Construction and Validation of a Machine Learning-Based Risk Prediction Model for Sleep Quality in Patients with OSA [Response to Letter]

Dear editor

We appreciate the thoughtful letter and constructive feedback from Wan et al regarding our article

Construction and Validation of a Machine Learning-Based Risk Prediction Model for Sleep Quality in Patients with OSA.^1,2

On the Modeling of Temporal Dynamic Features of Oxygen Desaturation (ODI)

We acknowledge the observation that our current model utilizes static features (eg, median ODI) and does not incorporate dynamic temporal features like REM-related clustering. While incorporating such features (eg, minute-by-minute oximetry sequences) may indeed enhance sensitivity to specific OSA subtypes, our aim in the present study was to develop a parsimonious and clinically interpretable model using routinely collected indicators. Nonetheless, we recognize this as an important future direction and agree that the integration of temporal deep learning architectures such as LSTM is promising.

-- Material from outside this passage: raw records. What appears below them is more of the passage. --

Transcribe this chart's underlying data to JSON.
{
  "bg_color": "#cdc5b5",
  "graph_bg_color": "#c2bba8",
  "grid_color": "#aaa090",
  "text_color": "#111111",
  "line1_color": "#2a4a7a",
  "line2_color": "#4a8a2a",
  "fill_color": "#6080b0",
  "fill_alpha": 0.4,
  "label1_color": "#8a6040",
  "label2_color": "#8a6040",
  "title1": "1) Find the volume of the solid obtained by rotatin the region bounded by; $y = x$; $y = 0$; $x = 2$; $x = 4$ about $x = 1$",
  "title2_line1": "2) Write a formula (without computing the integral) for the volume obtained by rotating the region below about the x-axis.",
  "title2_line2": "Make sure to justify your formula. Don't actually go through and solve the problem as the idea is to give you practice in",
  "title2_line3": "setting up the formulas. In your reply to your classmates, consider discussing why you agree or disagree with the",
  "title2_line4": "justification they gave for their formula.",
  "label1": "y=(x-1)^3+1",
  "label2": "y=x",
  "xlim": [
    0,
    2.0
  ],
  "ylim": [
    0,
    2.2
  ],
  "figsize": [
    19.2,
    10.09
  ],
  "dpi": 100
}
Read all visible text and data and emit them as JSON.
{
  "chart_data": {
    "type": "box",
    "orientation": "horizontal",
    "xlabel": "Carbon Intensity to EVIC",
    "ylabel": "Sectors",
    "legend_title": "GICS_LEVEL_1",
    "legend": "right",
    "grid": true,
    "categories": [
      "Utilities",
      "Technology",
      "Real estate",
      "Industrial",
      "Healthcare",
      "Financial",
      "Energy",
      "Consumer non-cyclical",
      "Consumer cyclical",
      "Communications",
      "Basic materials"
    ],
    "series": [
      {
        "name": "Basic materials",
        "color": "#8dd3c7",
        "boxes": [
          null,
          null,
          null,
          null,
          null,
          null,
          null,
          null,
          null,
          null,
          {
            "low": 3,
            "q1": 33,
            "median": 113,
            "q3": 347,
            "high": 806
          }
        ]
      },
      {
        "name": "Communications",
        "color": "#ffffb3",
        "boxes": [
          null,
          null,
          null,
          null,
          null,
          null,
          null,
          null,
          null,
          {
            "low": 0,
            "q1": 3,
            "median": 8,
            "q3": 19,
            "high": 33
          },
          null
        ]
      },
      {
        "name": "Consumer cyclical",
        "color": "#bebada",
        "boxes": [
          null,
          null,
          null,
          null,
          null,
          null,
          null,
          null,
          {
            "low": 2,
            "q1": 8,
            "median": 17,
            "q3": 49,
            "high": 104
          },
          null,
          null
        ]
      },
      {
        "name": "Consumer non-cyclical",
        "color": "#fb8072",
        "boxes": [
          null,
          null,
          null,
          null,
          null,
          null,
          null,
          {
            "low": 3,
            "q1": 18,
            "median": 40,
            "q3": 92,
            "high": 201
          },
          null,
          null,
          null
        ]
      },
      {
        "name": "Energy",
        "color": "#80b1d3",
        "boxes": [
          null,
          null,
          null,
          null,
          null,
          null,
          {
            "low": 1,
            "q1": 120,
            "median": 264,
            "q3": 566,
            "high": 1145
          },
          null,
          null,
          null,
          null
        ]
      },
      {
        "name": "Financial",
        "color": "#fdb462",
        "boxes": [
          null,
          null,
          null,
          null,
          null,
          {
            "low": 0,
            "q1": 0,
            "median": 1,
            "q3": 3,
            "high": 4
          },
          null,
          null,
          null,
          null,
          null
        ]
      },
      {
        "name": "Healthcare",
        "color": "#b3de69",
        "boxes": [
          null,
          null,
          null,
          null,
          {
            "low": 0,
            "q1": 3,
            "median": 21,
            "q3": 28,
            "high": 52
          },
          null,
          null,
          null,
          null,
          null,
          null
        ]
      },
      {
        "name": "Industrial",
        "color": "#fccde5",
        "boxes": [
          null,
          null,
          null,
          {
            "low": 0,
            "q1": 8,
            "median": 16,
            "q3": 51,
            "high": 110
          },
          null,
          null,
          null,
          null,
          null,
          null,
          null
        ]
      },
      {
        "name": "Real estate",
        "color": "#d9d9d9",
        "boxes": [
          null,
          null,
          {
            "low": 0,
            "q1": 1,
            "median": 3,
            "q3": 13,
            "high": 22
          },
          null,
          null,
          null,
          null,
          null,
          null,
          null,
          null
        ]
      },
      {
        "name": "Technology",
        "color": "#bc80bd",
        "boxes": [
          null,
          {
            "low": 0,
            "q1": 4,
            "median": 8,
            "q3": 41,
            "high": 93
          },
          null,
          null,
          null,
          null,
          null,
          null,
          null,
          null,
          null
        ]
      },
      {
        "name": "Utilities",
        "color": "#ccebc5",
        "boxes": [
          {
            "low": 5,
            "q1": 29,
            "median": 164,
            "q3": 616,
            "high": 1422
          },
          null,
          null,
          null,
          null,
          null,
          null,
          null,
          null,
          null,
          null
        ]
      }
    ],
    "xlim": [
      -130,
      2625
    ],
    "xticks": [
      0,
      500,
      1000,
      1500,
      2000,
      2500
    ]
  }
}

On Potential Overfitting (AUC=1.0 in Training Set)

We agree that an AUC of 1.0 in the training set raises concerns regarding overfitting. In our modeling pipeline, we employed L2 regularization, 10-fold cross-validation, and early stopping to minimize this risk. However, we concur that multi-center validation is critical and appreciate the recommendation to incorporate transfer learning from open-source datasets to improve generalizability.

On Male Sample Dominance and Generalizability

Indeed, our sample was predominantly male (~90%), reflecting local OSA diagnosis patterns. We recognize this as a limitation and are currently expanding data collection to achieve more balanced sex representation.

On Clinical Translation of SHAP Values and Feature Interactions

We appreciate the comment that SHAP values, while helpful for interpretation, may not fully capture feature interactions, especially synergistic mechanisms like depression–ODI interactions. Our exploratory SHAP interaction analysis did suggest potential synergy, but we agree that longitudinal studies and visual analytics tools (eg, risk dashboards) would strengthen clinical applicability.

Thank you again for the insightful comments, which align with our own plans for future model development.